Hacker News new | ask | show | jobs
by antirez 470 days ago
Ok, this explains why QwQ is working great on their chat. Btw I saw this thing multiple times: that ollama inference, for one reason or the other, even without quantization, somewhat had issues with the actual model performance. In one instance the same model with the same quantization level, if run with MLX was great, and I got terrible results with ollama: the point here is not ollama itself, but there is no testing at all for this models.

I believe that models should be released with test vectors at t=0, providing what is the expected output for a given prompt for the full precision and at different quantization levels. And also for specific prompts, the full output logits for a few tokens, so that it's possible to also compute the error due to quantization or inference errors.

2 comments

Yeah the state of the art is pretty awful. There have been multiple incidents where a model has been dropped on ollama with the wrong chat template, resulting in it seeming to work but with greatly degraded performance. And I think it's always been a user that notices, not the ollama team or the model team.
I'm grateful for anyone's contributions to anything, but I kinda shake my head about ollama. the reason stuff like this happens is they're doing the absolute minimal job necessary, to get the latest model running, not working.

I make a llama.cpp wrapper myself, and it's somewhat frustrating putting effort in for everything from big obvious UX things, like error'ing when the context is too small for your input instead of just making you think the model is crap, to long-haul engineering commitments, like integrating new models with llama.cpp's new tool calling infra, and testing them to make sure it, well, actually works.

I keep telling myself that this sort of effort pays off a year or two down the road, once all that differentiation in effort day-to-day adds up. I hope :/

Can you link your wrapper? I've read and run up against a lot of footguns related to Ollama myself and I think surfacing community efforts to do better would be quite useful.
Cheers, thanks for your interest:

Telosnex, @ telosnex.com --- fwiw, general positioning is around paid AIs, but there's a labor-of-love llama.cpp backed on device LLM integration that makes them true peers, both in UI and functionality. albeit with a warning sign because normie testers all too often wander into trying it on their phone and killing their battery.

My curse is the standard engineer one - only place I really mention it is one-off in comments like here to provide some authority on a point I want to make...I'm always one release away from it being perfect enough to talk up regularly.

I really really need to snap myself awake and ban myself from the IDE for a month.

But this next release is a BFD, full agentic coding, with tons of tools baked in, and I'm so damn proud to see the extra month I've spent getting llama.cpp tools working agentically too. (https://x.com/jpohhhh/status/1897717300330926109, real thanks is due to @ochafik at Google, he spent a very long term making a lot of haphazard stuff in llama.cpp coalesce. also phi-4 mini. this is the first local LLM that is reasonably fast and an actual drop-in replacement for RAG and tools, after my llama.cpp patch)

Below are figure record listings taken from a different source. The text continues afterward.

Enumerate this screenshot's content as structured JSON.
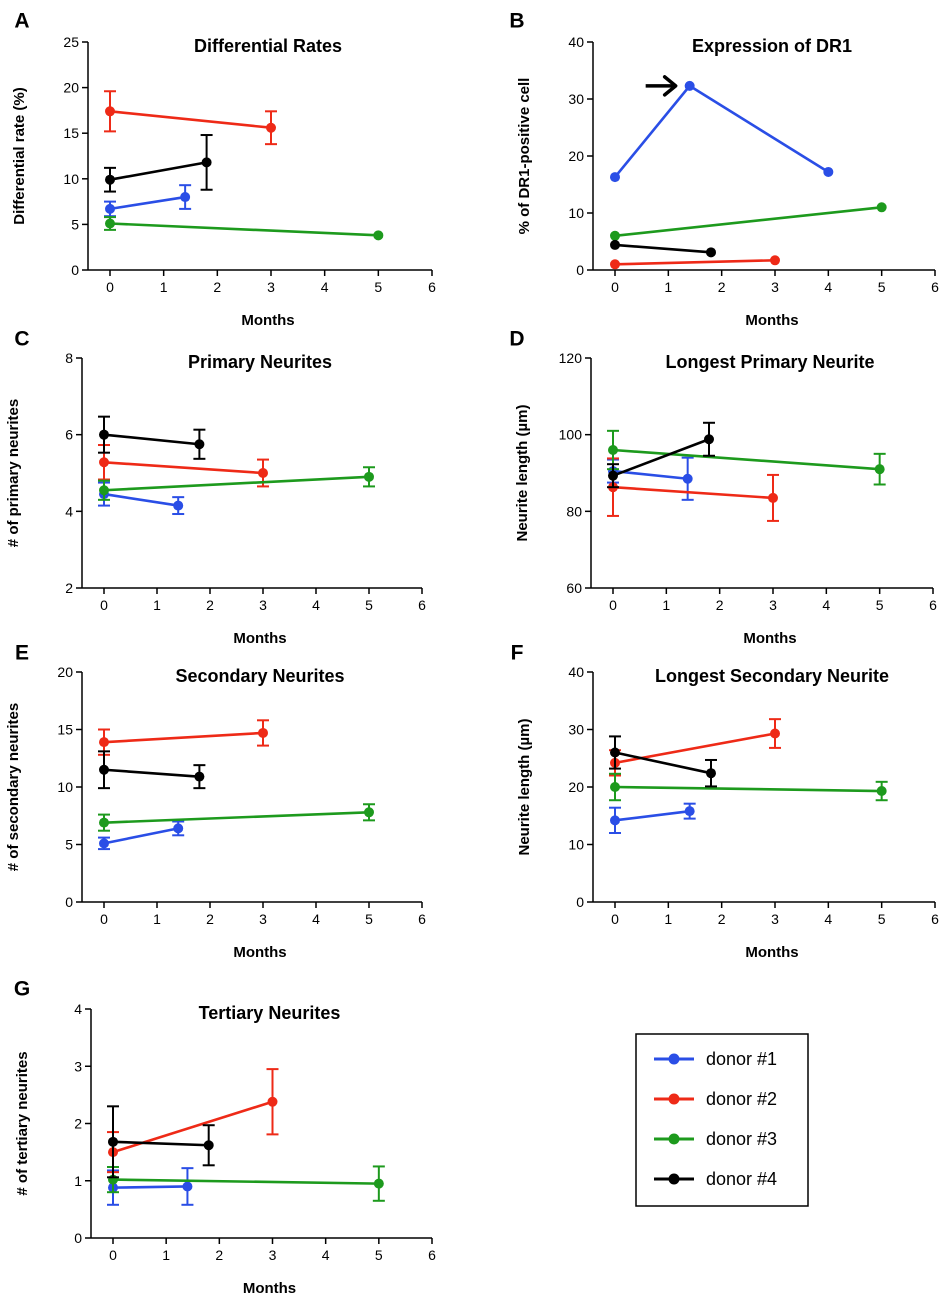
{
  "legend": {
    "entries": [
      {
        "label": "donor #1",
        "color": "#2a4ee6"
      },
      {
        "label": "donor #2",
        "color": "#ee2a17"
      },
      {
        "label": "donor #3",
        "color": "#1d9a1d"
      },
      {
        "label": "donor #4",
        "color": "#000000"
      }
    ]
  },
  "chart_data": [
    {
      "panel": "A",
      "type": "line",
      "title": "Differential Rates",
      "xlabel": "Months",
      "ylabel": "Differential rate (%)",
      "xlim": [
        0,
        6
      ],
      "ylim": [
        0,
        25
      ],
      "xticks": [
        0,
        1,
        2,
        3,
        4,
        5,
        6
      ],
      "yticks": [
        0,
        5,
        10,
        15,
        20,
        25
      ],
      "series": [
        {
          "name": "donor #1",
          "color": "#2a4ee6",
          "points": [
            {
              "x": 0,
              "y": 6.7,
              "err": 0.8
            },
            {
              "x": 1.4,
              "y": 8.0,
              "err": 1.3
            }
          ]
        },
        {
          "name": "donor #2",
          "color": "#ee2a17",
          "points": [
            {
              "x": 0,
              "y": 17.4,
              "err": 2.2
            },
            {
              "x": 3,
              "y": 15.6,
              "err": 1.8
            }
          ]
        },
        {
          "name": "donor #3",
          "color": "#1d9a1d",
          "points": [
            {
              "x": 0,
              "y": 5.1,
              "err": 0.7
            },
            {
              "x": 5,
              "y": 3.8,
              "err": 0
            }
          ]
        },
        {
          "name": "donor #4",
          "color": "#000000",
          "points": [
            {
              "x": 0,
              "y": 9.9,
              "err": 1.3
            },
            {
              "x": 1.8,
              "y": 11.8,
              "err": 3.0
            }
          ]
        }
      ]
    },
    {
      "panel": "B",
      "type": "line",
      "title": "Expression of DR1",
      "xlabel": "Months",
      "ylabel": "% of DR1-positive cell",
      "xlim": [
        0,
        6
      ],
      "ylim": [
        0,
        40
      ],
      "xticks": [
        0,
        1,
        2,
        3,
        4,
        5,
        6
      ],
      "yticks": [
        0,
        10,
        20,
        30,
        40
      ],
      "annotation": {
        "type": "arrow",
        "x": 1.4,
        "y": 32.3
      },
      "series": [
        {
          "name": "donor #1",
          "color": "#2a4ee6",
          "points": [
            {
              "x": 0,
              "y": 16.3,
              "err": 0
            },
            {
              "x": 1.4,
              "y": 32.3,
              "err": 0
            },
            {
              "x": 4,
              "y": 17.2,
              "err": 0
            }
          ]
        },
        {
          "name": "donor #2",
          "color": "#ee2a17",
          "points": [
            {
              "x": 0,
              "y": 1.0,
              "err": 0
            },
            {
              "x": 3,
              "y": 1.7,
              "err": 0
            }
          ]
        },
        {
          "name": "donor #3",
          "color": "#1d9a1d",
          "points": [
            {
              "x": 0,
              "y": 6.0,
              "err": 0
            },
            {
              "x": 5,
              "y": 11.0,
              "err": 0
            }
          ]
        },
        {
          "name": "donor #4",
          "color": "#000000",
          "points": [
            {
              "x": 0,
              "y": 4.4,
              "err": 0
            },
            {
              "x": 1.8,
              "y": 3.1,
              "err": 0
            }
          ]
        }
      ]
    },
    {
      "panel": "C",
      "type": "line",
      "title": "Primary Neurites",
      "xlabel": "Months",
      "ylabel": "# of primary neurites",
      "xlim": [
        0,
        6
      ],
      "ylim": [
        2,
        8
      ],
      "xticks": [
        0,
        1,
        2,
        3,
        4,
        5,
        6
      ],
      "yticks": [
        2,
        4,
        6,
        8
      ],
      "series": [
        {
          "name": "donor #1",
          "color": "#2a4ee6",
          "points": [
            {
              "x": 0,
              "y": 4.45,
              "err": 0.3
            },
            {
              "x": 1.4,
              "y": 4.15,
              "err": 0.22
            }
          ]
        },
        {
          "name": "donor #2",
          "color": "#ee2a17",
          "points": [
            {
              "x": 0,
              "y": 5.28,
              "err": 0.45
            },
            {
              "x": 3,
              "y": 5.0,
              "err": 0.35
            }
          ]
        },
        {
          "name": "donor #3",
          "color": "#1d9a1d",
          "points": [
            {
              "x": 0,
              "y": 4.55,
              "err": 0.25
            },
            {
              "x": 5,
              "y": 4.9,
              "err": 0.25
            }
          ]
        },
        {
          "name": "donor #4",
          "color": "#000000",
          "points": [
            {
              "x": 0,
              "y": 6.0,
              "err": 0.47
            },
            {
              "x": 1.8,
              "y": 5.75,
              "err": 0.38
            }
          ]
        }
      ]
    },
    {
      "panel": "D",
      "type": "line",
      "title": "Longest Primary Neurite",
      "xlabel": "Months",
      "ylabel": "Neurite length (µm)",
      "xlim": [
        0,
        6
      ],
      "ylim": [
        60,
        120
      ],
      "xticks": [
        0,
        1,
        2,
        3,
        4,
        5,
        6
      ],
      "yticks": [
        60,
        80,
        100,
        120
      ],
      "series": [
        {
          "name": "donor #1",
          "color": "#2a4ee6",
          "points": [
            {
              "x": 0,
              "y": 90.5,
              "err": 3.0
            },
            {
              "x": 1.4,
              "y": 88.5,
              "err": 5.5
            }
          ]
        },
        {
          "name": "donor #2",
          "color": "#ee2a17",
          "points": [
            {
              "x": 0,
              "y": 86.3,
              "err": 7.5
            },
            {
              "x": 3,
              "y": 83.5,
              "err": 6.0
            }
          ]
        },
        {
          "name": "donor #3",
          "color": "#1d9a1d",
          "points": [
            {
              "x": 0,
              "y": 96.0,
              "err": 5.0
            },
            {
              "x": 5,
              "y": 91.0,
              "err": 4.0
            }
          ]
        },
        {
          "name": "donor #4",
          "color": "#000000",
          "points": [
            {
              "x": 0,
              "y": 89.3,
              "err": 3.0
            },
            {
              "x": 1.8,
              "y": 98.8,
              "err": 4.3
            }
          ]
        }
      ]
    },
    {
      "panel": "E",
      "type": "line",
      "title": "Secondary Neurites",
      "xlabel": "Months",
      "ylabel": "# of secondary neurites",
      "xlim": [
        0,
        6
      ],
      "ylim": [
        0,
        20
      ],
      "xticks": [
        0,
        1,
        2,
        3,
        4,
        5,
        6
      ],
      "yticks": [
        0,
        5,
        10,
        15,
        20
      ],
      "series": [
        {
          "name": "donor #1",
          "color": "#2a4ee6",
          "points": [
            {
              "x": 0,
              "y": 5.1,
              "err": 0.5
            },
            {
              "x": 1.4,
              "y": 6.4,
              "err": 0.6
            }
          ]
        },
        {
          "name": "donor #2",
          "color": "#ee2a17",
          "points": [
            {
              "x": 0,
              "y": 13.9,
              "err": 1.1
            },
            {
              "x": 3,
              "y": 14.7,
              "err": 1.1
            }
          ]
        },
        {
          "name": "donor #3",
          "color": "#1d9a1d",
          "points": [
            {
              "x": 0,
              "y": 6.9,
              "err": 0.7
            },
            {
              "x": 5,
              "y": 7.8,
              "err": 0.7
            }
          ]
        },
        {
          "name": "donor #4",
          "color": "#000000",
          "points": [
            {
              "x": 0,
              "y": 11.5,
              "err": 1.6
            },
            {
              "x": 1.8,
              "y": 10.9,
              "err": 1.0
            }
          ]
        }
      ]
    },
    {
      "panel": "F",
      "type": "line",
      "title": "Longest Secondary Neurite",
      "xlabel": "Months",
      "ylabel": "Neurite length (µm)",
      "xlim": [
        0,
        6
      ],
      "ylim": [
        0,
        40
      ],
      "xticks": [
        0,
        1,
        2,
        3,
        4,
        5,
        6
      ],
      "yticks": [
        0,
        10,
        20,
        30,
        40
      ],
      "series": [
        {
          "name": "donor #1",
          "color": "#2a4ee6",
          "points": [
            {
              "x": 0,
              "y": 14.2,
              "err": 2.2
            },
            {
              "x": 1.4,
              "y": 15.8,
              "err": 1.3
            }
          ]
        },
        {
          "name": "donor #2",
          "color": "#ee2a17",
          "points": [
            {
              "x": 0,
              "y": 24.2,
              "err": 2.2
            },
            {
              "x": 3,
              "y": 29.3,
              "err": 2.5
            }
          ]
        },
        {
          "name": "donor #3",
          "color": "#1d9a1d",
          "points": [
            {
              "x": 0,
              "y": 20.0,
              "err": 2.3
            },
            {
              "x": 5,
              "y": 19.3,
              "err": 1.6
            }
          ]
        },
        {
          "name": "donor #4",
          "color": "#000000",
          "points": [
            {
              "x": 0,
              "y": 26.0,
              "err": 2.8
            },
            {
              "x": 1.8,
              "y": 22.4,
              "err": 2.3
            }
          ]
        }
      ]
    },
    {
      "panel": "G",
      "type": "line",
      "title": "Tertiary Neurites",
      "xlabel": "Months",
      "ylabel": "# of tertiary neurites",
      "xlim": [
        0,
        6
      ],
      "ylim": [
        0,
        4
      ],
      "xticks": [
        0,
        1,
        2,
        3,
        4,
        5,
        6
      ],
      "yticks": [
        0,
        1,
        2,
        3,
        4
      ],
      "series": [
        {
          "name": "donor #1",
          "color": "#2a4ee6",
          "points": [
            {
              "x": 0,
              "y": 0.88,
              "err": 0.3
            },
            {
              "x": 1.4,
              "y": 0.9,
              "err": 0.32
            }
          ]
        },
        {
          "name": "donor #2",
          "color": "#ee2a17",
          "points": [
            {
              "x": 0,
              "y": 1.5,
              "err": 0.35
            },
            {
              "x": 3,
              "y": 2.38,
              "err": 0.57
            }
          ]
        },
        {
          "name": "donor #3",
          "color": "#1d9a1d",
          "points": [
            {
              "x": 0,
              "y": 1.02,
              "err": 0.22
            },
            {
              "x": 5,
              "y": 0.95,
              "err": 0.3
            }
          ]
        },
        {
          "name": "donor #4",
          "color": "#000000",
          "points": [
            {
              "x": 0,
              "y": 1.68,
              "err": 0.62
            },
            {
              "x": 1.8,
              "y": 1.62,
              "err": 0.35
            }
          ]
        }
      ]
    }
  ]
}
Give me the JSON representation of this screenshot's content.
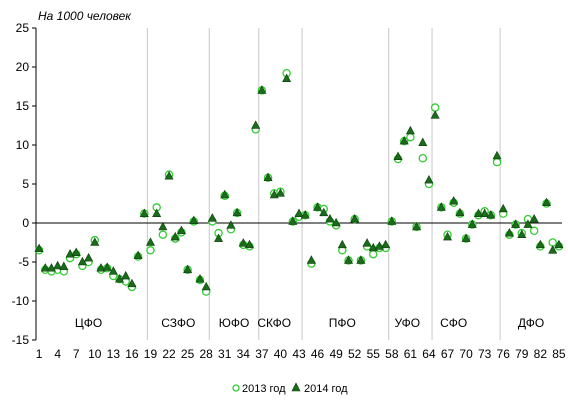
{
  "chart_data": {
    "type": "scatter",
    "title": "",
    "ylabel": "На 1000 человек",
    "xlabel": "",
    "ylim": [
      -15,
      25
    ],
    "yticks": [
      25,
      20,
      15,
      10,
      5,
      0,
      -5,
      -10,
      -15
    ],
    "xlim": [
      1,
      85
    ],
    "xticks": [
      1,
      4,
      7,
      10,
      13,
      16,
      19,
      22,
      25,
      28,
      31,
      34,
      37,
      40,
      43,
      46,
      49,
      52,
      55,
      58,
      61,
      64,
      67,
      70,
      73,
      76,
      79,
      82,
      85
    ],
    "grid": "vertical region separators",
    "regions": [
      {
        "label": "ЦФО",
        "x": 9
      },
      {
        "label": "СЗФО",
        "x": 23.5
      },
      {
        "label": "ЮФО",
        "x": 32.5
      },
      {
        "label": "СКФО",
        "x": 39
      },
      {
        "label": "ПФО",
        "x": 50
      },
      {
        "label": "УФО",
        "x": 60.5
      },
      {
        "label": "СФО",
        "x": 68
      },
      {
        "label": "ДФО",
        "x": 80.5
      }
    ],
    "separators": [
      18,
      28,
      36,
      43,
      57,
      64,
      75
    ],
    "series": [
      {
        "name": "2013 год",
        "color": "#33cc33",
        "marker": "circle",
        "x": [
          1,
          2,
          3,
          4,
          5,
          6,
          7,
          8,
          9,
          10,
          11,
          12,
          13,
          14,
          15,
          16,
          17,
          18,
          19,
          20,
          21,
          22,
          23,
          24,
          25,
          26,
          27,
          28,
          29,
          30,
          31,
          32,
          33,
          34,
          35,
          36,
          37,
          38,
          39,
          40,
          41,
          42,
          43,
          44,
          45,
          46,
          47,
          48,
          49,
          50,
          51,
          52,
          53,
          54,
          55,
          56,
          57,
          58,
          59,
          60,
          61,
          62,
          63,
          64,
          65,
          66,
          67,
          68,
          69,
          70,
          71,
          72,
          73,
          74,
          75,
          76,
          77,
          78,
          79,
          80,
          81,
          82,
          83,
          84,
          85
        ],
        "y": [
          -3.5,
          -6,
          -6.2,
          -6,
          -6.2,
          -4.5,
          -4,
          -5.5,
          -5,
          -2.2,
          -6,
          -5.8,
          -6.8,
          -7.2,
          -7.5,
          -8.2,
          -4.3,
          1.2,
          -3.5,
          2,
          -1.5,
          6.2,
          -2,
          -1.2,
          -6,
          0.2,
          -7.3,
          -8.8,
          0.2,
          -1.3,
          3.5,
          -0.8,
          1.3,
          -2.8,
          -3,
          12,
          17,
          5.8,
          3.8,
          4,
          19.2,
          0.2,
          0.8,
          1,
          -5.2,
          2,
          1.8,
          0.2,
          -0.3,
          -3.5,
          -4.8,
          0.5,
          -4.8,
          -3,
          -4,
          -3.2,
          -3.2,
          0.2,
          8.2,
          10.5,
          11,
          -0.5,
          8.3,
          5,
          14.8,
          2,
          -1.5,
          2.6,
          1.2,
          -2,
          -0.2,
          1,
          1.5,
          1,
          7.8,
          1.2,
          -1.5,
          -0.2,
          -1.3,
          0.5,
          -1,
          -3,
          2.5,
          -2.5,
          -3
        ]
      },
      {
        "name": "2014 год",
        "color": "#1a6b1a",
        "marker": "triangle",
        "x": [
          1,
          2,
          3,
          4,
          5,
          6,
          7,
          8,
          9,
          10,
          11,
          12,
          13,
          14,
          15,
          16,
          17,
          18,
          19,
          20,
          21,
          22,
          23,
          24,
          25,
          26,
          27,
          28,
          29,
          30,
          31,
          32,
          33,
          34,
          35,
          36,
          37,
          38,
          39,
          40,
          41,
          42,
          43,
          44,
          45,
          46,
          47,
          48,
          49,
          50,
          51,
          52,
          53,
          54,
          55,
          56,
          57,
          58,
          59,
          60,
          61,
          62,
          63,
          64,
          65,
          66,
          67,
          68,
          69,
          70,
          71,
          72,
          73,
          74,
          75,
          76,
          77,
          78,
          79,
          80,
          81,
          82,
          83,
          84,
          85
        ],
        "y": [
          -3.3,
          -5.8,
          -5.8,
          -5.5,
          -5.6,
          -4,
          -3.8,
          -5,
          -4.5,
          -2.5,
          -5.8,
          -5.7,
          -6.2,
          -7.2,
          -6.8,
          -7.8,
          -4.2,
          1.2,
          -2.5,
          1.2,
          -0.5,
          6,
          -1.8,
          -1,
          -6,
          0.3,
          -7.2,
          -8.2,
          0.6,
          -2,
          3.6,
          -0.3,
          1.3,
          -2.6,
          -2.8,
          12.5,
          17,
          5.8,
          3.6,
          3.8,
          18.5,
          0.2,
          1.2,
          1,
          -4.8,
          2,
          1.3,
          0.5,
          0,
          -2.8,
          -4.8,
          0.5,
          -4.8,
          -2.6,
          -3.2,
          -3,
          -2.8,
          0.2,
          8.5,
          10.5,
          11.8,
          -0.5,
          10.3,
          5.5,
          13.8,
          2,
          -1.8,
          2.8,
          1.3,
          -2,
          -0.2,
          1.2,
          1.2,
          1,
          8.6,
          1.8,
          -1.3,
          -0.2,
          -1.5,
          -0.2,
          0.5,
          -2.8,
          2.6,
          -3.5,
          -2.8
        ]
      }
    ],
    "legend": {
      "placement": "bottom-center",
      "items": [
        "2013 год",
        "2014 год"
      ]
    }
  }
}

Please, feel free to reach out if you try it and have any thoughts, positive or negative. james @ the app name.com

The test vectors idea is pretty interesting! That's a good one.

I haven't been able to try out QwQ locally yet. There seems to be something wrong with this model on Ollama / my MacBook Pro. The text generation speed is glacial (much, much slower than, say Qwen 72B at the same quant). I also don't see any MLX versions on LM Studio yet.